Il jobs act di Renzi costituisce un attacco di inaudita violenza alla dignità del lavoro e ai diritti dei lavoratori: viene cancellato l’art. 18 dello Statuto dei lavoratori (già ampiamente depotenziato da una modifica introdotta da Monti e Fornero), che tutela il lavoratore in caso di licenziamento ingiusto o ingiustificato; viene data la possibilità al datore di lavoro di utilizzare, con atto unilaterale, “per ragioni organizzative”, il lavoratore in mansioni inferiori a quelle per le quali è inquadrato, con conseguente decurtazione del salario; viene consentito all’azienda di esercitare la videosorvegliaza sul lavoratore (cioè di spiarlo). Con tali provvedimenti i diritti garantiti dalla Costituzione vengono sospesi nei luoghi di lavoro e si fa fare al Paese un bagno di “modernità”, tornando a prima del 1970, anno di approvazione dello Statuto dei lavoratori. Oltre a questo, si dà delega al governo di emanare norme circa la istituzione, per i neoassunti, di un “contratto a tutele crescenti” che operi nell’arco di un triennio. Non è dato saperne di più, ma è facile indovinare che si tratterebbe, per il giovane lavoratore, di una dilatazione a dismisura del “periodo di prova” e, quindi del periodo in cui si può esercitare su di lui l’arbitrio assoluto del padrone.

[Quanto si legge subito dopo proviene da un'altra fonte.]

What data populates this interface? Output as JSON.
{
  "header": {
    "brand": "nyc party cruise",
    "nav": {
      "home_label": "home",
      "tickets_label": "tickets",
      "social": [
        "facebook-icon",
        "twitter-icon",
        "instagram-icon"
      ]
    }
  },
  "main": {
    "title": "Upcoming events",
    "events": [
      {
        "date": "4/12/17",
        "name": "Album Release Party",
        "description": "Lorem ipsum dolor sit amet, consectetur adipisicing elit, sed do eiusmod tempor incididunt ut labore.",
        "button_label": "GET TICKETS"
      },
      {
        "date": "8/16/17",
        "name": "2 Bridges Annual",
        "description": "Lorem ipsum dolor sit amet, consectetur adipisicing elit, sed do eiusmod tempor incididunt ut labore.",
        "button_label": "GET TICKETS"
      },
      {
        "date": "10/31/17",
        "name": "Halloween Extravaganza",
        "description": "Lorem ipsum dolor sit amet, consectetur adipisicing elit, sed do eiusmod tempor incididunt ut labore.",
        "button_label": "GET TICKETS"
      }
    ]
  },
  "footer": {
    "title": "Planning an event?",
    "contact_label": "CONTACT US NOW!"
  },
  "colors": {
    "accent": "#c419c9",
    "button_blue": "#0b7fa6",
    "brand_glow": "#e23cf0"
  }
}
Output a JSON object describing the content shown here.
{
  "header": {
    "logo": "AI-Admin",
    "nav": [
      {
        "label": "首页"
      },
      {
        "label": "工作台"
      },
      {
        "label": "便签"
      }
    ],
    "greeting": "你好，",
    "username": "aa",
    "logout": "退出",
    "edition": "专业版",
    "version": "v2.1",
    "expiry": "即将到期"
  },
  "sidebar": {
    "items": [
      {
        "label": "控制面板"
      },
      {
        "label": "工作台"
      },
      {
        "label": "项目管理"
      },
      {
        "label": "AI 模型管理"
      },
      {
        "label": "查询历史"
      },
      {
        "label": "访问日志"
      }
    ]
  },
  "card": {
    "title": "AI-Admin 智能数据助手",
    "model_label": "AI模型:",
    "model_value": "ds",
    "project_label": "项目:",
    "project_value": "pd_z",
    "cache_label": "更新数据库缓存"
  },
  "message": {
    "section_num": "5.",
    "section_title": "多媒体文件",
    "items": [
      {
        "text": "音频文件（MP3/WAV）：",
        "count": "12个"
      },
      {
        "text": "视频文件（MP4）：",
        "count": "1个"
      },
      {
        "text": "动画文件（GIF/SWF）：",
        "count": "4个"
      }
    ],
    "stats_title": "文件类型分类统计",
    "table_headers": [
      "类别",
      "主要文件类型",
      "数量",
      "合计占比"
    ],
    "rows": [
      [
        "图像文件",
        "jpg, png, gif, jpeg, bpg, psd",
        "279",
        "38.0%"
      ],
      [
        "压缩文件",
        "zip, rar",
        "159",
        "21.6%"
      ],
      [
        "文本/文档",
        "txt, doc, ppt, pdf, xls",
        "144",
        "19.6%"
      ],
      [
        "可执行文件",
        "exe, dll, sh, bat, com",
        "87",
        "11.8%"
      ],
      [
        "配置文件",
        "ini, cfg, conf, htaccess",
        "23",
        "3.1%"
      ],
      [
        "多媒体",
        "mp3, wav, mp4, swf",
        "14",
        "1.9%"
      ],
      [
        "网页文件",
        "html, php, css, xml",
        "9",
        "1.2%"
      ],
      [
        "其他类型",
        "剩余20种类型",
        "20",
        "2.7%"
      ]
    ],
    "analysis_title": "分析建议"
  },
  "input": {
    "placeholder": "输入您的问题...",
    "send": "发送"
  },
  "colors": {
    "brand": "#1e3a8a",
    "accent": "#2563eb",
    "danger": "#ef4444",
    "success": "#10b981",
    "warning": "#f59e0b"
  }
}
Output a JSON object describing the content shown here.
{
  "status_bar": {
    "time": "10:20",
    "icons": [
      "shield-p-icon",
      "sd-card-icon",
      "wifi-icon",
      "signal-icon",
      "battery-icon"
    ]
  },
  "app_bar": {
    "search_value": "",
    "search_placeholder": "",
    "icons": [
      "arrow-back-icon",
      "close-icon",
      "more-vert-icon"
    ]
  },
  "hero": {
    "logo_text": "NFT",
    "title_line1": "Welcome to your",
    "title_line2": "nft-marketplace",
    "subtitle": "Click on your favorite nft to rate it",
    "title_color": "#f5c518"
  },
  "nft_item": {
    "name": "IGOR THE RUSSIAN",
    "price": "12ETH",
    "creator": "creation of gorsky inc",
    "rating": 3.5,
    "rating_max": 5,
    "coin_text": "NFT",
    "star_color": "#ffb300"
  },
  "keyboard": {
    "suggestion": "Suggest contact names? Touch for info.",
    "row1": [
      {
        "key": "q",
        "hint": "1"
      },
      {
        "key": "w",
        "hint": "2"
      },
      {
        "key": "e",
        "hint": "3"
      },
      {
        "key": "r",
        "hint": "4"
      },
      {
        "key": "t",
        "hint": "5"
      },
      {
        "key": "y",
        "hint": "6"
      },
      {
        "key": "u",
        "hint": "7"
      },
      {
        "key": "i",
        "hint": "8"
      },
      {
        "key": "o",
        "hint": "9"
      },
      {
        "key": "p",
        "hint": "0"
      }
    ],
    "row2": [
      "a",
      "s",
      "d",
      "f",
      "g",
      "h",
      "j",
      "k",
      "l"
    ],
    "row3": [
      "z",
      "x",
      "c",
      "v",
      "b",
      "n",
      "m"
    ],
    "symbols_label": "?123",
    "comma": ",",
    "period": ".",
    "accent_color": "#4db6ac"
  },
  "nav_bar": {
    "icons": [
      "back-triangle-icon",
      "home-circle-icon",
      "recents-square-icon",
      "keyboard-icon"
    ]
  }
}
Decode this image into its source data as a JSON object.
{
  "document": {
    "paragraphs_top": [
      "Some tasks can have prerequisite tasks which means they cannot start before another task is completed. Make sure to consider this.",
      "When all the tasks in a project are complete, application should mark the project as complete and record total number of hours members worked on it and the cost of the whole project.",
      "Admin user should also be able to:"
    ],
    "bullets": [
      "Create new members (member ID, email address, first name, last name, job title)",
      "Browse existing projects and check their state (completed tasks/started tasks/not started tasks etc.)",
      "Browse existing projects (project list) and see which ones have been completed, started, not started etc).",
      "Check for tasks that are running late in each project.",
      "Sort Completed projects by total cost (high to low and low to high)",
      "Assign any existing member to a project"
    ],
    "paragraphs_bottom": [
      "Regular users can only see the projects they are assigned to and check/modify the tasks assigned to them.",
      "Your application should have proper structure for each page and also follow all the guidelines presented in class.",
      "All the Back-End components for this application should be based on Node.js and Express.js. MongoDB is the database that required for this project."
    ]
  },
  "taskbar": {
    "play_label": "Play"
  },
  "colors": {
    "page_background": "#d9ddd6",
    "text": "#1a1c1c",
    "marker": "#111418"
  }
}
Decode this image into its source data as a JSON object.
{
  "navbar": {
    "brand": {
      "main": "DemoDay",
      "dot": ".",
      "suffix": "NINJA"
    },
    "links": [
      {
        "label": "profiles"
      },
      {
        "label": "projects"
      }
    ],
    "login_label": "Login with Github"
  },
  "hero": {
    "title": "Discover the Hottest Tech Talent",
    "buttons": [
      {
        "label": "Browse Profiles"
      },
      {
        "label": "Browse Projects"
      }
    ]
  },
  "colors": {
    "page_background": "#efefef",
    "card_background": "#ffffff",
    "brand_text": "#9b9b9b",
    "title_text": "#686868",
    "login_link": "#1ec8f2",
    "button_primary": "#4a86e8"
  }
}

Questo complesso di misure sul mercato del lavoro, assieme alle altre previste nel decreto “SbloccaItalia” relative alle privatizzazioni, alle grandi opere, all’uso del suolo e alla politica dell’energia e delle infrastrutture, configurano chiaramente uno scenario da shock economy: il protrarsi e l’aggravarsi della crisi, la frantumazione e la disperazione sociale che ne conseguono fanno apparire come necessarie, accettabili, talvolta persino auspicabili scelte che oggettivamente provocano disagio, sofferenza, impoverimento e perdita dello statuto di cittadini da parte di larghe masse. A ciò Renzi aggiunge, da vero leader di destra (non contrastato in questo dalla grande stampa né dagli “intellettuali” mainstream), l’uso ossessivo del registro demagogico, tendente ad occultare le vere cause della crisi e il conflitto che oggettivamente contrappone le grandi masse espropriate di tutto alla ristretta élite dei detentori di capitale, per alimentare la guerra tra i poveri: giovani contro vecchi, “garantiti” contro non garantiti, autoctoni contro immigrati, lavoratori del privato contro lavoratori pubblici. In ciò facendosi addirittura paladino dell’uguaglianza: un’”uguaglianza” in cui tutti siano poveri e schiavi.
Il Partito della Rifondazione Comunista del Molise sarà presente e sosterrà tutte le iniziative di mobilitazione volte a creare un fronte sociale ampio contro la gestione neoliberista della crisi e a porre le premesse per la costruzione, nel fuoco della lotta, di un soggetto politico unitario della sinistra. E’ necessario dar vita ad un autunno caldo che riapra la strada ad un processo democratico di radicale cambiamento della politica economica e sociale, a partire dalla caduta del governo Renzi e del suo succedaneo locale, la giunta Frattura.